Day 10: Temporal Feature Engineering for Syscall Anomaly Detection

// Objective

To improve anomaly detection performance by enhancing feature representation, without modifying the underlying ML model.

// Context

Previous experiments using frequency-only syscall histograms showed heavy overlap between normal and abnormal behavior distributions.
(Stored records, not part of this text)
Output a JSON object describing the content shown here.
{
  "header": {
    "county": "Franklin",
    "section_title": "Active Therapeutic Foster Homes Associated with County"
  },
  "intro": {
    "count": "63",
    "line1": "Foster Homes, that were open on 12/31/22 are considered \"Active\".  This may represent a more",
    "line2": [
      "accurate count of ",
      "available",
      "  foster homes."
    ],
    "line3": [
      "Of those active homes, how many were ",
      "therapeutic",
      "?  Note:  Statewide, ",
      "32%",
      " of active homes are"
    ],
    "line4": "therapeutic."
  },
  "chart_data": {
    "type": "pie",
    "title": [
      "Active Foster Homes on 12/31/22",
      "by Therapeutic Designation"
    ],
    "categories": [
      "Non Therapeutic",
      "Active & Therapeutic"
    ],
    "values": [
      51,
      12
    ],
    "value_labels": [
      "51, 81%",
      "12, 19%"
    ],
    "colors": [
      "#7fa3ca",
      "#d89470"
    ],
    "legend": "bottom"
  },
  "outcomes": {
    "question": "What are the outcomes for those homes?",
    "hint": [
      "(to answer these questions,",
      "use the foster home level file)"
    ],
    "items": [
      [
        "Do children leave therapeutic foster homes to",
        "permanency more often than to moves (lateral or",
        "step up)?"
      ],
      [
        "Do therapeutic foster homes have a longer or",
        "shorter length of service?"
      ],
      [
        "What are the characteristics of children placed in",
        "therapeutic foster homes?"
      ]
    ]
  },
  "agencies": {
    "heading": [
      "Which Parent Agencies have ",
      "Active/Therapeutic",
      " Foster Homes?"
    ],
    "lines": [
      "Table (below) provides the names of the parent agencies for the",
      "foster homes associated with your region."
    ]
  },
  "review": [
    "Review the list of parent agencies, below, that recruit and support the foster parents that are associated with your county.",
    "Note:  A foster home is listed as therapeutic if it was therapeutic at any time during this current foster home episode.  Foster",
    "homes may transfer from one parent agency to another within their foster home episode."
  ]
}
This indicated that syscall frequency alone is insufficient to capture meaningful behavioral differences.

// What I Did

Analyzed anomaly score distributions from the baseline (frequency-only) model
Identified lack of temporal information as the primary limitation
Implemented temporal bucketing in the syscall processing pipeline:
- Each syscall window is split into multiple ordered segments
- Histograms are computed per segment and concatenated
Retrained the Differentiable Weightless Neural Network (DWN) without changing:
- Model architecture
- Training method (EFD)
- Loss formulation

// Key Results

Input dimensionality increased from 2688 → 10752 bits
Model training remained stable and CPU-only
Anomaly score distributions showed clear separation:
- Normal behavior → strongly positive scores
- Abnormal behavior → negative scores
This confirmed that temporal structure is critical for syscall-based anomaly detection

// Key Insight

Representation choice has a larger impact on anomaly detection performance than model complexity.

// Limitations

Small sample size (prototype stage)
No detection thresholds or accuracy metrics defined
Results focus on architectural validation, not production readiness

// Status

Completed